The Talk We Need

Human minds are fallible, and prone to making the same mistakes over and over. We're wonderfully adapted to a situation that we don't actually occupy - a situation of small groups, limited resources, short lifespans. It's fairly easy to point of the flaws in the way that we narrate the world, the imbalances in our discourses.

This leads us to assume, in some sense, that our social structures are the problem, leading us into bigotry, economic and environmental shortsightedness, and all manner of other stupidity. But those structures spring naturally from the way we approach the world. We're the problem; these things are just comfort food - fatty, too salty, prone to make us die young, but eminently suited to what we want at some base level.

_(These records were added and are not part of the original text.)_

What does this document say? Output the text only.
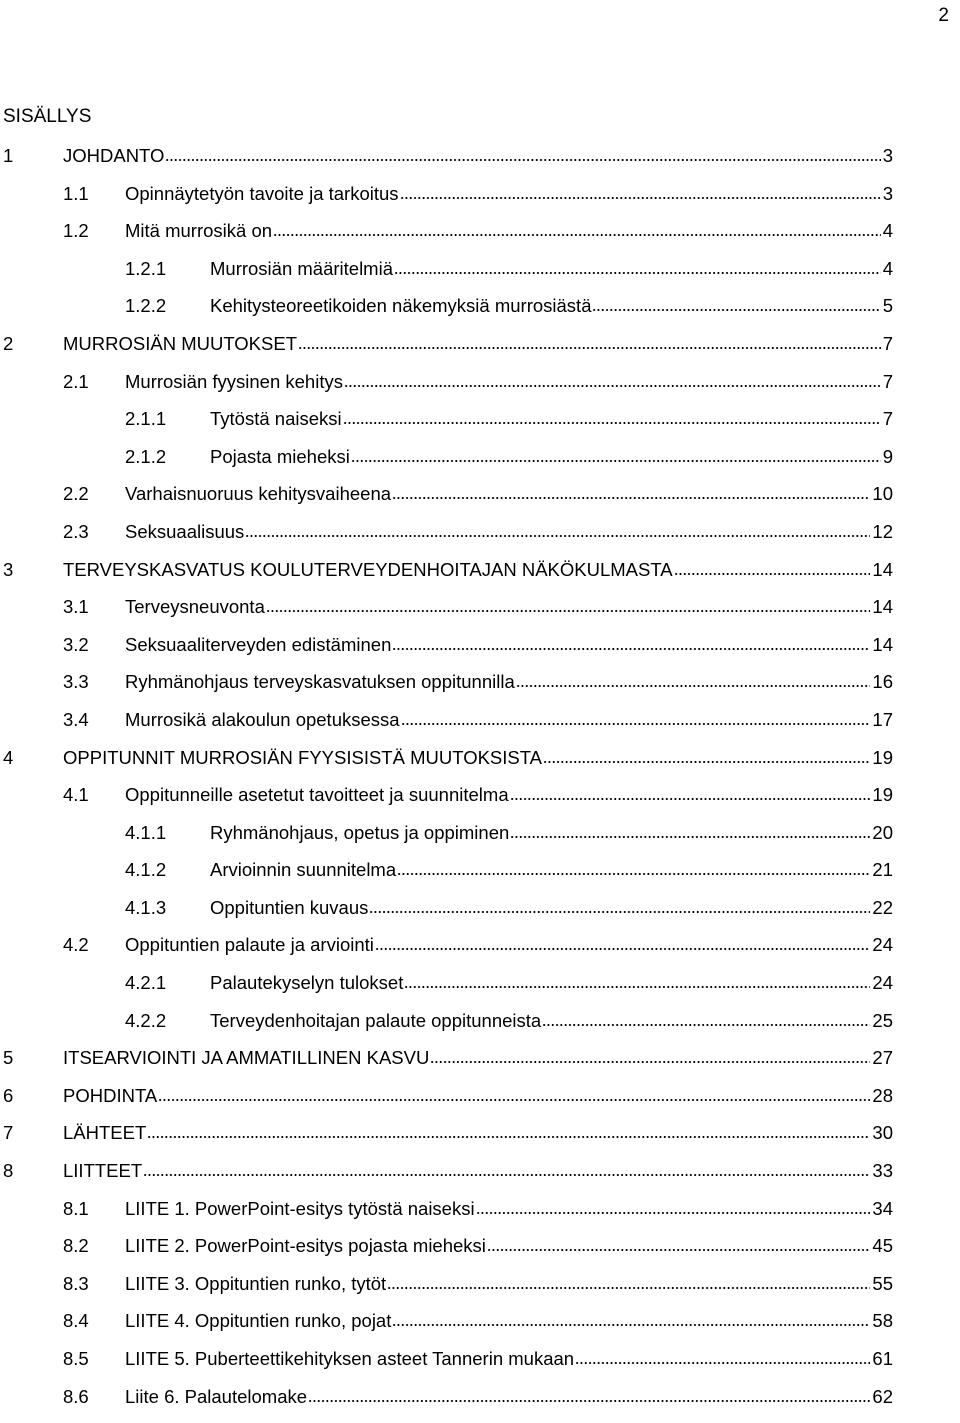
2
SISÄLLYS
1	JOHDANTO	3
1.1 Opinnäytetyön tavoite ja tarkoitus	3
1.2 Mitä murrosikä on	4
1.2.1 Murrosiän määritelmiä	4
1.2.2 Kehitysteoreetikoiden näkemyksiä murrosiästä	5
2	MURROSIÄN MUUTOKSET	7
2.1 Murrosiän fyysinen kehitys	7
2.1.1 Tytöstä naiseksi	7
2.1.2 Pojasta mieheksi	9
2.2 Varhaisnuoruus kehitysvaiheena	10
2.3 Seksuaalisuus	12
3	TERVEYSKASVATUS KOULUTERVEYDENHOITAJAN NÄKÖKULMASTA	14
3.1 Terveysneuvonta	14
3.2 Seksuaaliterveyden edistäminen	14
3.3 Ryhmänohjaus terveyskasvatuksen oppitunnilla	16
3.4 Murrosikä alakoulun opetuksessa	17
4	OPPITUNNIT MURROSIÄN FYYSISISTÄ MUUTOKSISTA	19
4.1 Oppitunneille asetetut tavoitteet ja suunnitelma	19
4.1.1 Ryhmänohjaus, opetus ja oppiminen	20
4.1.2 Arvioinnin suunnitelma	21
4.1.3 Oppituntien kuvaus	22
4.2 Oppituntien palaute ja arviointi	24
4.2.1 Palautekyselyn tulokset	24
4.2.2 Terveydenhoitajan palaute oppitunneista	25
5	ITSEARVIOINTI JA AMMATILLINEN KASVU	27
6	POHDINTA	28
7	LÄHTEET	30
8	LIITTEET	33
8.1 LIITE 1. PowerPoint-esitys tytöstä naiseksi	34
8.2 LIITE 2. PowerPoint-esitys pojasta mieheksi	45
8.3 LIITE 3. Oppituntien runko, tytöt	55
8.4 LIITE 4. Oppituntien runko, pojat	58
8.5 LIITE 5. Puberteettikehityksen asteet Tannerin mukaan	61
8.6 Liite 6. Palautelomake	62
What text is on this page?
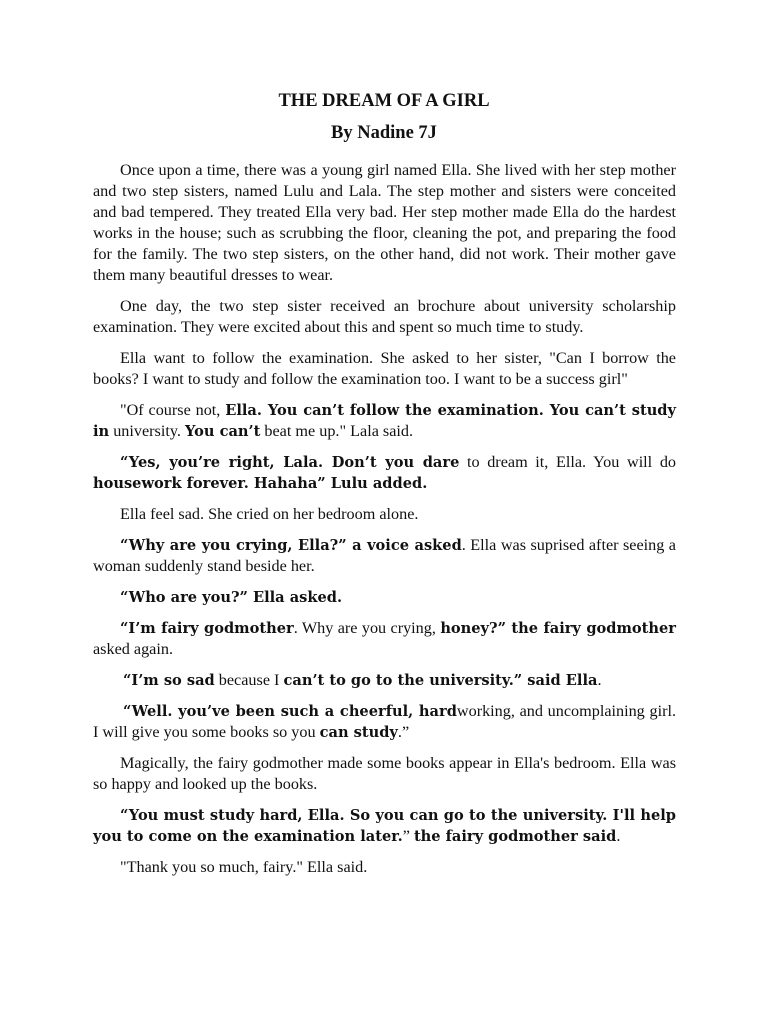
THE DREAM OF A GIRL
By Nadine 7J

Once upon a time, there was a young girl named Ella. She lived with her step mother and two step sisters, named Lulu and Lala. The step mother and sisters were conceited and bad tempered. They treated Ella very bad. Her step mother made Ella do the hardest works in the house; such as scrubbing the floor, cleaning the pot, and preparing the food for the family. The two step sisters, on the other hand, did not work. Their mother gave them many beautiful dresses to wear.

One day, the two step sister received an brochure about university scholarship examination. They were excited about this and spent so much time to study.

Ella want to follow the examination. She asked to her sister, "Can I borrow the books? I want to study and follow the examination too. I want to be a success girl"

"Of course not, Ella. You can’t follow the examination. You can’t study in university. You can’t beat me up." Lala said.

“Yes, you’re right, Lala. Don’t you dare to dream it, Ella. You will do housework forever. Hahaha” Lulu added.

Ella feel sad. She cried on her bedroom alone.

“Why are you crying, Ella?” a voice asked. Ella was suprised after seeing a woman suddenly stand beside her.

“Who are you?” Ella asked.

“I’m fairy godmother. Why are you crying, honey?” the fairy godmother asked again.

“I’m so sad because I can’t to go to the university.” said Ella.

“Well. you’ve been such a cheerful, hardworking, and uncomplaining girl. I will give you some books so you can study.”

Magically, the fairy godmother made some books appear in Ella's bedroom. Ella was so happy and looked up the books.

“You must study hard, Ella. So you can go to the university. I'll help you to come on the examination later.” the fairy godmother said.

"Thank you so much, fairy." Ella said.
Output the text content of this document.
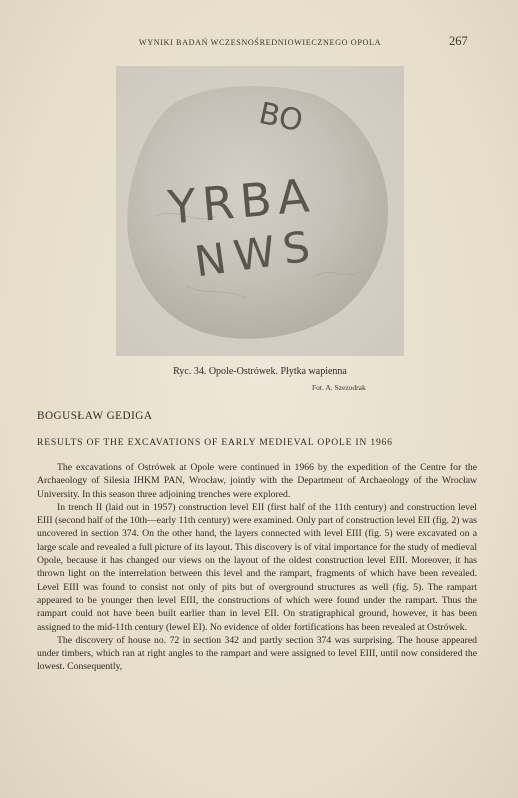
WYNIKI BADAŃ WCZESNOŚREDNIOWIECZNEGO OPOLA	267
BO
YRBA
NWS
Ryc. 34. Opole-Ostrówek. Płytka wapienna
Fot. A. Szezodrak
BOGUSŁAW GEDIGA
RESULTS OF THE EXCAVATIONS OF EARLY MEDIEVAL OPOLE IN 1966

The excavations of Ostrówek at Opole were continued in 1966 by the expedition of the Centre for the Archaeology of Silesia IHKM PAN, Wrocław, jointly with the Department of Archaeology of the Wrocław University. In this season three adjoining trenches were explored.

In trench II (laid out in 1957) construction level EII (first half of the 11th century) and construction level EIII (second half of the 10th—early 11th century) were examined. Only part of construction level EII (fig. 2) was uncovered in section 374. On the other hand, the layers connected with level EIII (fig. 5) were excavated on a large scale and revealed a full picture of its layout. This discovery is of vital importance for the study of medieval Opole, because it has changed our views on the layout of the oldest construction level EIII. Moreover, it has thrown light on the interrelation between this level and the rampart, fragments of which have been revealed. Level EIII was found to consist not only of pits but of overground structures as well (fig. 5). The rampart appeared to be younger then level EIII, the constructions of which were found under the rampart. Thus the rampart could not have been built earlier than in level EII. On stratigraphical ground, however, it has been assigned to the mid-11th century (lewel EI). No evidence of older fortifications has been revealed at Ostrówek.

The discovery of house no. 72 in section 342 and partly section 374 was surprising. The house appeared under timbers, which ran at right angles to the rampart and were assigned to level EIII, until now considered the lowest. Consequently,
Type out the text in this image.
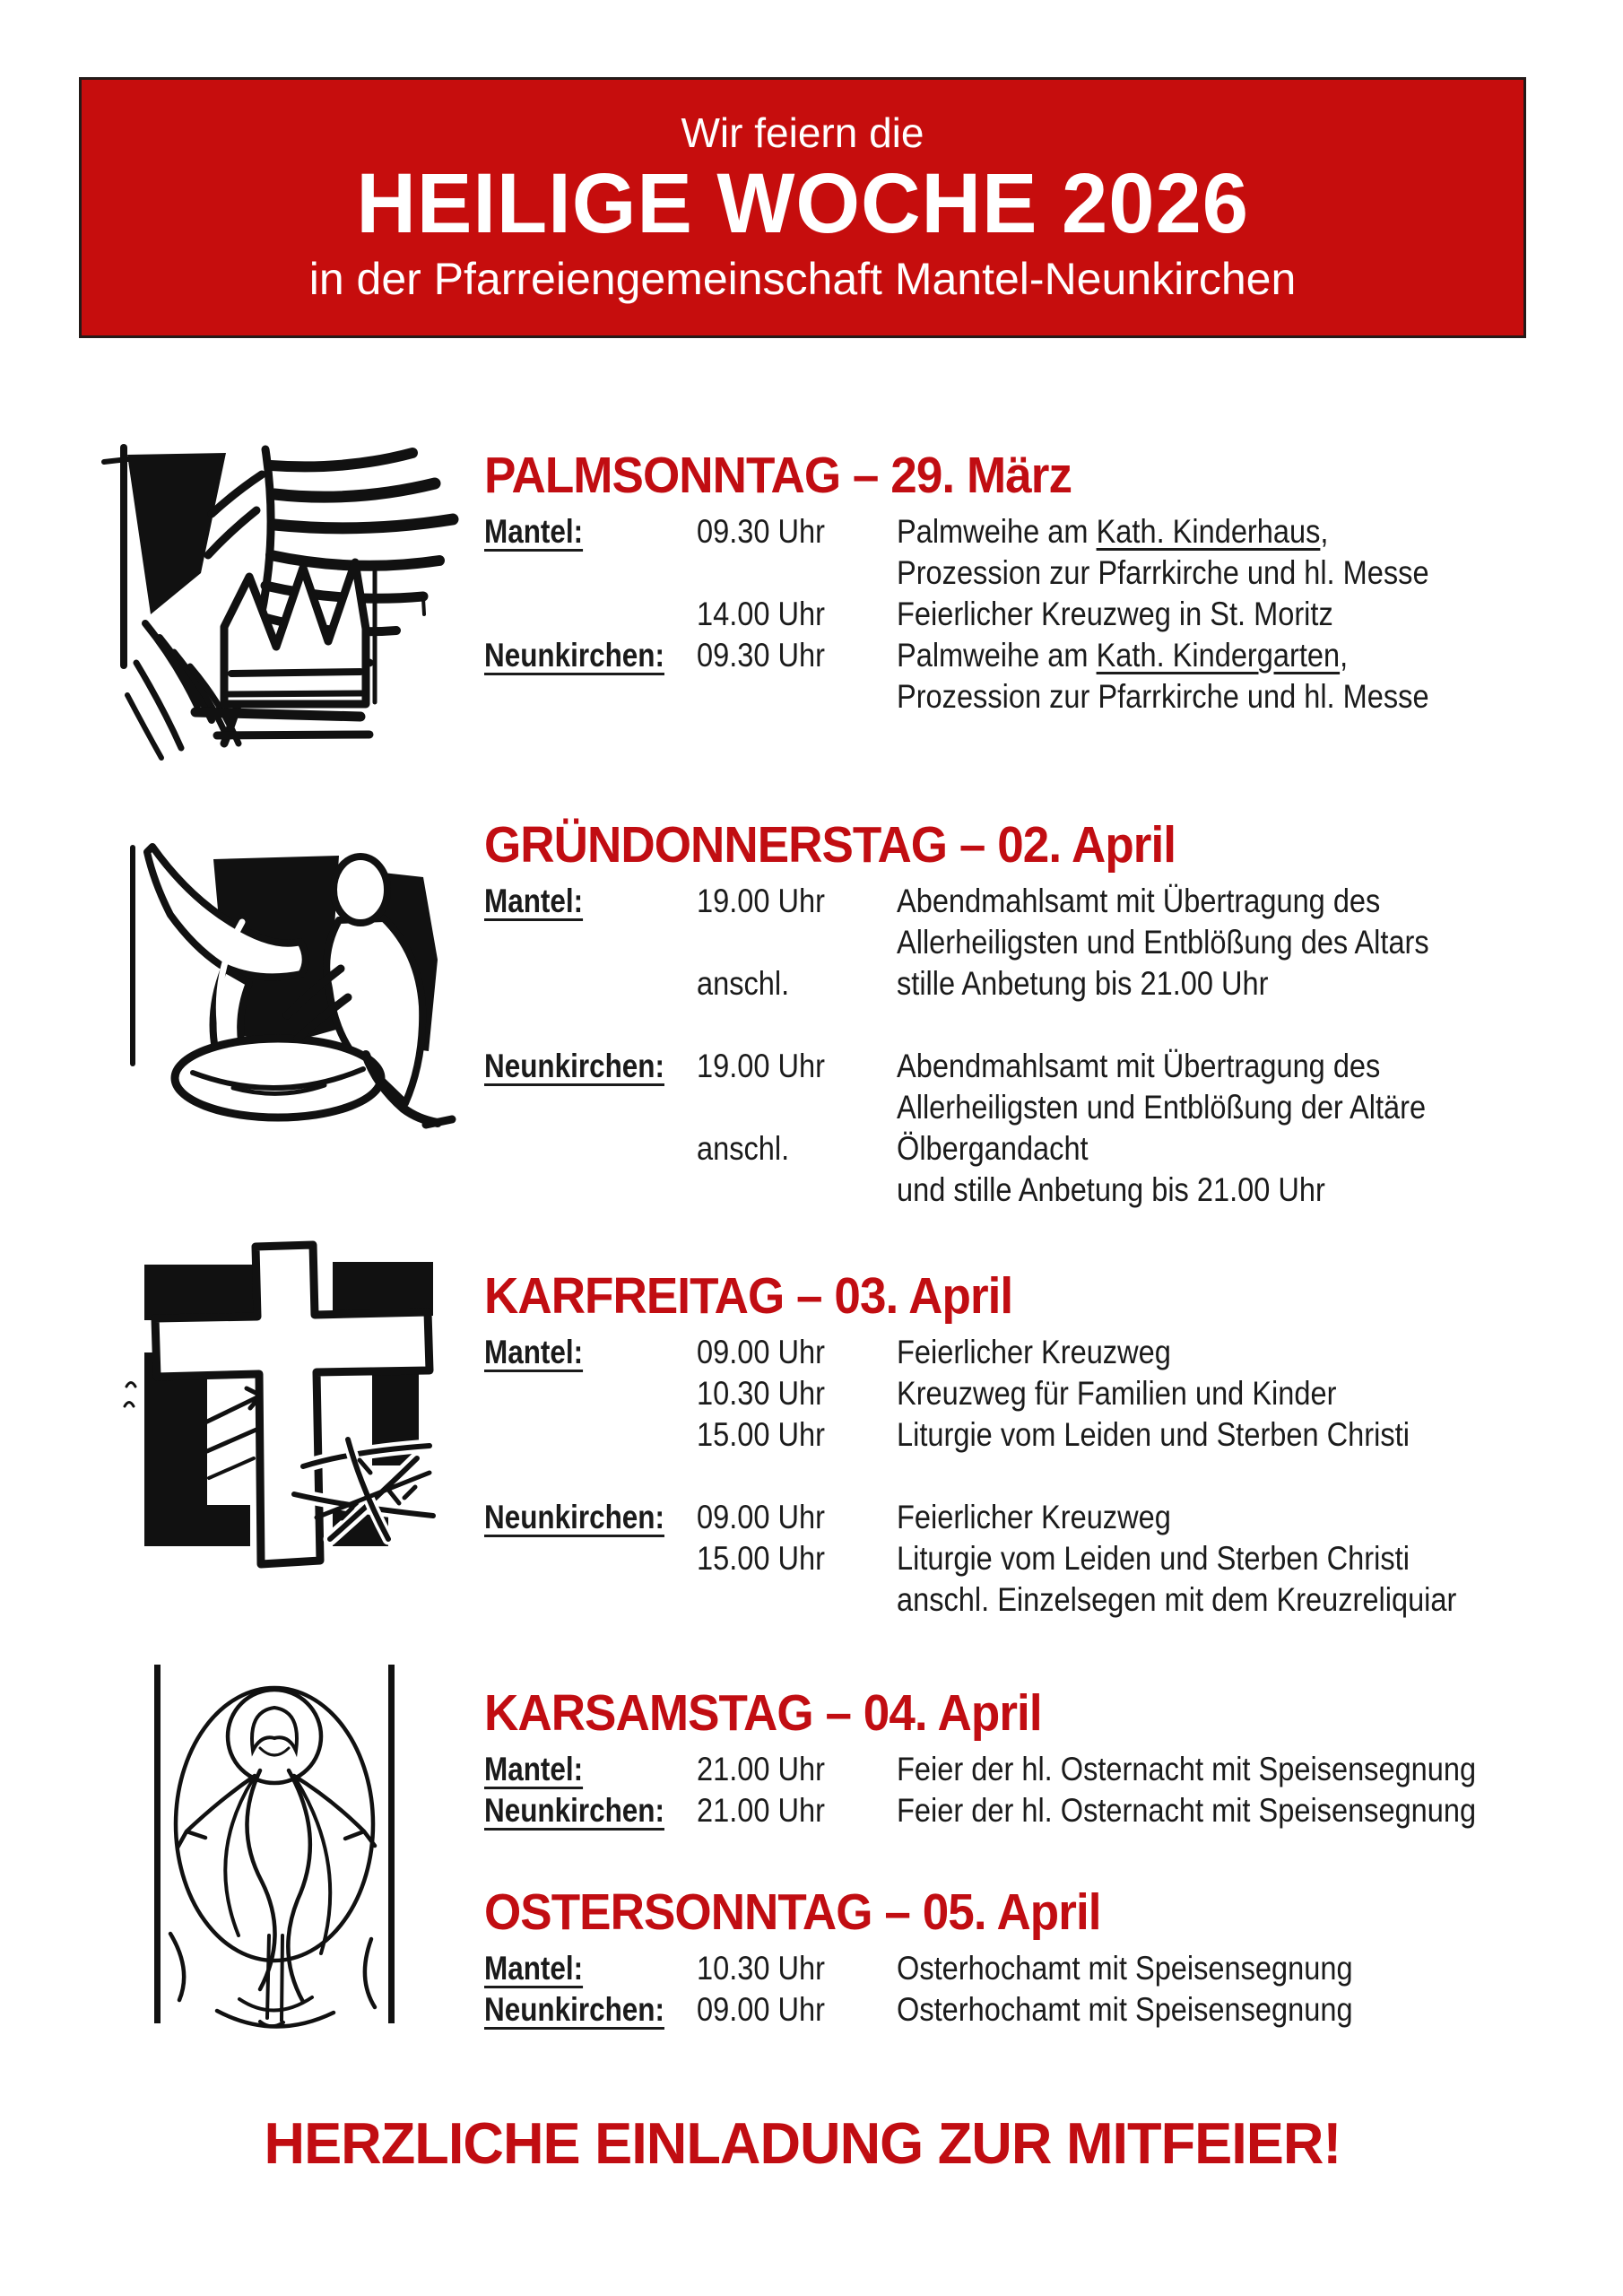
Wir feiern die
HEILIGE WOCHE 2026
in der Pfarreiengemeinschaft Mantel-Neunkirchen
PALMSONNTAG – 29. März
Mantel:	09.30 Uhr	Palmweihe am Kath. Kinderhaus,
Prozession zur Pfarrkirche und hl. Messe
14.00 Uhr	Feierlicher Kreuzweg in St. Moritz
Neunkirchen: 09.30 Uhr	Palmweihe am Kath. Kindergarten,
Prozession zur Pfarrkirche und hl. Messe
GRÜNDONNERSTAG – 02. April
Mantel:	19.00 Uhr	Abendmahlsamt mit Übertragung des
Allerheiligsten und Entblößung des Altars
anschl.	stille Anbetung bis 21.00 Uhr
Neunkirchen: 19.00 Uhr	Abendmahlsamt mit Übertragung des
Allerheiligsten und Entblößung der Altäre
anschl.	Ölbergandacht
und stille Anbetung bis 21.00 Uhr
KARFREITAG – 03. April
Mantel:	09.00 Uhr	Feierlicher Kreuzweg
10.30 Uhr	Kreuzweg für Familien und Kinder
15.00 Uhr	Liturgie vom Leiden und Sterben Christi
Neunkirchen: 09.00 Uhr	Feierlicher Kreuzweg
15.00 Uhr	Liturgie vom Leiden und Sterben Christi
anschl. Einzelsegen mit dem Kreuzreliquiar
KARSAMSTAG – 04. April
Mantel:	21.00 Uhr	Feier der hl. Osternacht mit Speisensegnung
Neunkirchen: 21.00 Uhr	Feier der hl. Osternacht mit Speisensegnung
OSTERSONNTAG – 05. April
Mantel:	10.30 Uhr	Osterhochamt mit Speisensegnung
Neunkirchen: 09.00 Uhr	Osterhochamt mit Speisensegnung
HERZLICHE EINLADUNG ZUR MITFEIER!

So, the structures of discourse and dialog we build aren't everything, but they're not nothing, either. Even if we have a tendency to make poor choices, we've built a few discourse that bring us to actions that are contrary to our nature. It's not amazing that there's backbiting and politics in scientific circles; what's amazing is that the process works at all, dragging us into closer contact and comprehension of the objective reality we actually exist in.

The scientific method is an artificial aid to understanding. Like glasses, or any other tool that improves on human capacity.

We need heuristics for modern life that serve that function. We need a folk science that draws us an map that is "accurate enough", and which naturally self-corrects because of the basic stuff that lies at it's foundation. A system in which our hard-won knowledge filters ever outward, simplifying into common language without disconnecting.

I don't know how to build that. I'm not sure anyone does. I think we should try to find out.